ニコンとニコンソリューションズ、NTT 東日本、東京大学病院、北海道大学らはこのほど、2023年から進めてきた「リモートバイオDXプロジェクト」で、臨床病理およびアカデミア・創薬分野における光学顕微鏡の遠隔操作について、操作性や運用面を中心に検証を行い、その活用に向けた実現性や有用性を確認した。

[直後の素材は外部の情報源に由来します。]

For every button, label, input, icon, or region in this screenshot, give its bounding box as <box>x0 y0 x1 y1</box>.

また、東京都内での事前検証では、NTT東日本が提供するAll-Photonic Connect powered by IOWNを用いて、遠隔顕微鏡操作に必要なネットワークを構築できることを確認した。
同プロジェクト『リモートバイオDXプロジェクト「光学顕微鏡遠隔操作検証」』は、遠隔地から顕微鏡を操作できる仕組みの構築を通じ、場所に左右されない環境提供や研究機会の拡大を目指してきた。臨床病理分野における病理医不足や専門医偏在の深刻化、アカデミア・創薬分野における研究機器の高度化やデータの大容量・複雑化に伴う設備格差といった社会的課題を背景に、医療DXおよびバイオDXの推進に貢献することを目的として、約2年間にわたって取り組んでいる。
今回の検証の主な成果としては、昨年1年間取り組んだ臨床病理分野では、東大病院と北大間の直線距離約830kmを光回線で接続し、ニコンのデジタルイメージングマイクロスコープ「ECLIPSE Ui」を用いた遠隔操作を実施した。実運用を想定した検証環境で、8人の医師が操作性や通信遅延の影響、遠隔地からの病理標本観察としての適用可能性について評価を行った。
その結果、遠隔環境でも病理標本観察に不可欠な操作性・応答性・視認性が、直接操作する環境と同等に確保できた。術中迅速診断をはじめとした遠隔地からの病理標本観察に十分適用可能であることが確認できたほか、双方向での操作が成立し、快適な操作が可能との評価が得られた。
さらに、コミュニケーション手段として、NTT東日本の低遅延映像伝送システム「VBOLT」を併用することで、遠隔操作の円滑化が図れた。音声に加え、顕微鏡周辺の視覚・聴覚情報をまとめて共有することで、会話と機器の状態把握を相互に遅延なく実施できる環境を実現した。
今後に向けて、術中迅速診断、細胞診標本の遠隔診断、専門医同士のコンサルテーションなど複数のユースケースでの活用の可能性、遠隔地からの病理標本観察ネットワークの構築に向けた具体的な有用性が示された。
アカデミア・創薬分野に関しては、昨年12月と今年2月に実施した。ニコンの超解像顕微鏡「N-SIM」および共焦点レーザー顕微鏡「AX/AX R with NSPARC」を用い、固定サンプルおよび生細胞を対象に遠隔観察の技術的可否と運用面の評価を実施。臨床病理分野と同様、東大病院と北大を接続し、「VBOLT」によるコミュニケーション環境を構築した。
評価結果として、実運用を見据えるうえで重要となる視野の確保、顕微鏡の状態把握、遠隔用ジョイスティックの操作性、現場スタッフの役割など、運用設計に向けた具体的な改善ポイントが整理された。また、固定サンプルおよび生細胞のそれぞれに適した遠隔観察条件の整理が進み、今後の運用モデル作成につながる重要な知見が得られた。
今後、今回検証で得られた知見をもとに、拠点間の双方向コミュニケーション、撮像データの保存・転送・解析機能の追加など、より実用環境に近い構成への発展を進めていく。これにより、医療・研究機関の新たな連携モデル創出を促し、リモートバイオDX の社会実装を加速させていく。